Up the road, there were major complications for “Harry Clarke” as well. The play, starring Mark H. Dold and scheduled to open Aug. 9, was to be the first Equity-approved indoor production of the pandemic. And Barrington Stage went to great lengths to safeguard the theater: upgrading its air conditioning system to improve air filtering and circulation, removing most of its seats to ensure social distancing and replacing bathroom fixtures (to make them touchless) and assistive listening devices (to make them easier to clean). But, just six days before the first performance, still lacking permission from Massachusetts to stage indoor theater, the production decided it had no option but to move outside.

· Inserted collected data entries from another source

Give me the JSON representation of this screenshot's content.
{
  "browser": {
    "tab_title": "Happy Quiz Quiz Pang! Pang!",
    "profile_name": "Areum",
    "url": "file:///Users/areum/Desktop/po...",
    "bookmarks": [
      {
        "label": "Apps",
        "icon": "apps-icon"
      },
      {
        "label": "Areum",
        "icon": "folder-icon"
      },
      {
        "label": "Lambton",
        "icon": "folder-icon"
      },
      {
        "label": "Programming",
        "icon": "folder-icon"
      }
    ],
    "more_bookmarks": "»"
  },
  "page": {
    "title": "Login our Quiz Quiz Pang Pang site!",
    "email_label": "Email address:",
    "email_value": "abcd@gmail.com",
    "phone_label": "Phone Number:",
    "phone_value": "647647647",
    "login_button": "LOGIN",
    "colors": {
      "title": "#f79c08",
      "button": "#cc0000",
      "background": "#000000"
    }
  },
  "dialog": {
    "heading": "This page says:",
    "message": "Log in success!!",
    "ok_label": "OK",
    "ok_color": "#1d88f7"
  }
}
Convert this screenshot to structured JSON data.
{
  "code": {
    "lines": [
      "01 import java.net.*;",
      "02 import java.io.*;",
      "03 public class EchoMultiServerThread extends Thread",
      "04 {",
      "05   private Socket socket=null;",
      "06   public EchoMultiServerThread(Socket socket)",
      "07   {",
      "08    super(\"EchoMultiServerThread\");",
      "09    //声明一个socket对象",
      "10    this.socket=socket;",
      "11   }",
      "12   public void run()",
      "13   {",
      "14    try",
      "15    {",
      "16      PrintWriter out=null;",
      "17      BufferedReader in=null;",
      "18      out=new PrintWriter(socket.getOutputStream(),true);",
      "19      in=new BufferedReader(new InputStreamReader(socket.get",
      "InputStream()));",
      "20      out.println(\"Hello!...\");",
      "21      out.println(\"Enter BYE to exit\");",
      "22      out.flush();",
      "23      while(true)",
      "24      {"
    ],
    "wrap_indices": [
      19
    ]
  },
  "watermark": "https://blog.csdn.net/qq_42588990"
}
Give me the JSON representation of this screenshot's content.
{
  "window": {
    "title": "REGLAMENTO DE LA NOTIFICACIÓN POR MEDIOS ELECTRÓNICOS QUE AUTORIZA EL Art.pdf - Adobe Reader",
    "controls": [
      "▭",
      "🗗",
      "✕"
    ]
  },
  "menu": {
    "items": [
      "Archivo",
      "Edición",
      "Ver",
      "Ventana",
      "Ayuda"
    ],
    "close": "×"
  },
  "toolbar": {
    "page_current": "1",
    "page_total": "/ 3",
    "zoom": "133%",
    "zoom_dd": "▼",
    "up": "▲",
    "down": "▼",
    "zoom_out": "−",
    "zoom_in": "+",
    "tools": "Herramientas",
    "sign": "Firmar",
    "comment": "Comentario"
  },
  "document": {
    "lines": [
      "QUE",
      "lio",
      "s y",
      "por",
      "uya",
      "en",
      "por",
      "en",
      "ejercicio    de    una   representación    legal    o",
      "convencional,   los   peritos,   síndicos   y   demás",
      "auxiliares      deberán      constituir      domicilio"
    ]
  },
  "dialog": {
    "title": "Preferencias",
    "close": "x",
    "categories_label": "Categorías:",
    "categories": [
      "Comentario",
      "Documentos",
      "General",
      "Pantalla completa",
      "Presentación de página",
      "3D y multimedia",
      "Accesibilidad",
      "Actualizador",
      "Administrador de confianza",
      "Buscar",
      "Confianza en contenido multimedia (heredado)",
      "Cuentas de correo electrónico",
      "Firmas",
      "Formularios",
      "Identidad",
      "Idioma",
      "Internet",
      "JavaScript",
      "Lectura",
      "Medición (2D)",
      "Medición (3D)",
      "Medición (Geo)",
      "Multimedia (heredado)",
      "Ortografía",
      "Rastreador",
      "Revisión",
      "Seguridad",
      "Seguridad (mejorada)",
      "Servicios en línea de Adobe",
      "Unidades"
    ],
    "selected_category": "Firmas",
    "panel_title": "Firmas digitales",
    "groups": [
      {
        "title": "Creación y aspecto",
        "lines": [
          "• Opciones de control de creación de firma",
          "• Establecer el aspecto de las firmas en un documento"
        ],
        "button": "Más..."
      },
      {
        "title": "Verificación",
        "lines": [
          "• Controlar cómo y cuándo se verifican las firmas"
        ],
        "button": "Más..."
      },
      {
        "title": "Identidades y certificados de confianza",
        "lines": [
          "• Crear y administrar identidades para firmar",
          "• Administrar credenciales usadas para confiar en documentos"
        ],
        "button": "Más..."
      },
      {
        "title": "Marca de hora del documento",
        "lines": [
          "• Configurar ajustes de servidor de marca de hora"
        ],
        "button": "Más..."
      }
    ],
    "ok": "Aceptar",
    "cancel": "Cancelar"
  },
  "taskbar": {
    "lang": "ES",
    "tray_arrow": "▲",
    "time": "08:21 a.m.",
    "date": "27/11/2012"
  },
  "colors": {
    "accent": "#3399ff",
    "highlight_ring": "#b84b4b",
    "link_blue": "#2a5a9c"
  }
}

That night, much of the “Godspell” cast gathered on the porch of the large house where they are isolating — mystified by some of the restrictions (why could they sit on the stage floor where others had walked, but not on chairs where others had sat?), frustrated with all the changes (why didn’t they just do a concert performance?), worried that, at any point, the show could be shut down.
Wartella, an elder statesman among the group as a father and a 34-year-old with three Broadway credits, reminded the others that chaos comes with theater. “There’s always stopped rehearsals with arguments and the director and choreographer screaming at each other,” he said. “This is just a different topic.”
Edwards, eating a burrito, cradling a script, and eager to get back to running lines with his cast mates, listened as the conversation drifted from the legacy of AIDS to masking practices in Japan.
“We’re risking our lives, but if this finishes and we don’t get sick, then whatever we’re doing is working,” he said. “Theater needs to be saved somehow.”